Ich, allein, ohne meine virtuellen Mitmenschen

Als ich am frühen Nachmittag nach Hause komme, lande ich nach dem Ausladen des Autos wieder in meinem Zimmer. Im Schreibtischstuhl. Vor dem Computer. Unschlüssig fahre ich mit der Maus hin und her. Internet ist nicht. Und nun? E-Mails abrufen! Tja, das zählt wohl als Internetnutzung. Tabu. Dann halt Zocken. Nach kurzer Zeit stelle Ich fest, wie sehr mich (offline) Singleplayer-Spiele langweilen. Offensichtlich wurde ich in den vergangenen Jahren zu sehr von Multiplayer-Actionspielen und Online-Rollenspielen verwöhnt.
Ich schalte den Monitor aus und fühle mich elend. Wie viele wichtige E-Mails warten wohl darauf gelesen zu werden? Wer hat mir bei Facebook geschrieben? Was tun ohne Internet? Fragen über Fragen. Draußen klatscht der Regen gegen die Fensterscheibe. Was nun? Schließlich ende ich mit einem guten Buch in der Hand auf dem Sofa. Die spannende Geschichte lenkt mich für einige Zeit ab und ich versinke in den Fantasywelten.

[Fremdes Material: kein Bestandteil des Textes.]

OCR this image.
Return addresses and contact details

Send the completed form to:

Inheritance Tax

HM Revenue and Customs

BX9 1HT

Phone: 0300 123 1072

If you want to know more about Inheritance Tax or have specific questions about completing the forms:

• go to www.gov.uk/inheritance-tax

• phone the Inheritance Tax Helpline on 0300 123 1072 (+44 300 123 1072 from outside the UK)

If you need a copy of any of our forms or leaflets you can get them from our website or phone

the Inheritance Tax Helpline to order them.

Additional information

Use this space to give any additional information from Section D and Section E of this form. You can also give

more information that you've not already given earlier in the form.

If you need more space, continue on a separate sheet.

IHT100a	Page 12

Eine Party ohne Facebook-Einladung?

Gegen Abend reißt mich mein Handy laut klingelnd wieder in die Realität zurück. Ein Freund: „Sag mal hast du meine Nachricht nicht bekommen? Ich hab dir doch bei Facebook geschrieben!“ – „Nein“, gestehe ich, und erkläre mein selbstauferlegtes Dilemma. Mein Freund zeigt nur eingeschränktes Verständnis für „so einen Quark“.
„Heute Abend Party bei Alex. Alles Weitere steht bei Facebook!“ Ruhig erkläre ich erneut, dass ich kein Facebook habe und „Nein“, ich kann auch nicht „ne kurze Versuchspause machen“. Genervt liest mir mein Freund die Rundnachricht vor. Derart informiert bereite ich mich auf den Abend vor.
Plötzlich schleicht sich ein dunkler Schatten in meine Gedanken, und ich ahne, etwas Wichtiges vergessen zu haben. Natürlich – irgendwie muss ich ja zu Alex kommen! Ich bin nicht besonders erpicht darauf selber Auto zu fahren. Aber vielleicht fährt ja jemand anders. Blöd nur, dass der übliche Kommunikationsweg (Facebook bzw. Instantmessager) ausfällt. Erschrocken stelle ich fest, dass ich nur Handynummern von einem Bruchteil meiner Freunde habe. Pech.
Gegen halb neun finde ich mich im Nieselregen auf dem Fahrrad wieder. Doppeltes Pech.
Dafür genieße ich den folgenden Abend dreimal so doll – nicht ohne mich im Stillen zu fragen, ob ich mein „Internetverbot“ breche, indem ich die von verschiedenen Partygästen aus den Tiefen des Internets hervor geklickten Musikvideos gucke und höre. Technobase läuft, Youtube, Last.fm – ich bin vom Internet umzingelt. iPötte werden herumgereicht, Menschen die drei Meter entfernt von einander sitzen unterhalten sich über Facebook. Jemand läuft herum und versucht leicht panisch das Wlan-Passwort zu erfragen. Hilfe! Der Tag geht zu Ende – erfolgreich im Sinne der Zielsetzung, auch wenn ich mich nicht besonders erfolgreich fühle.

Es geht auch ohne Internet. Mal ausnahmsweise.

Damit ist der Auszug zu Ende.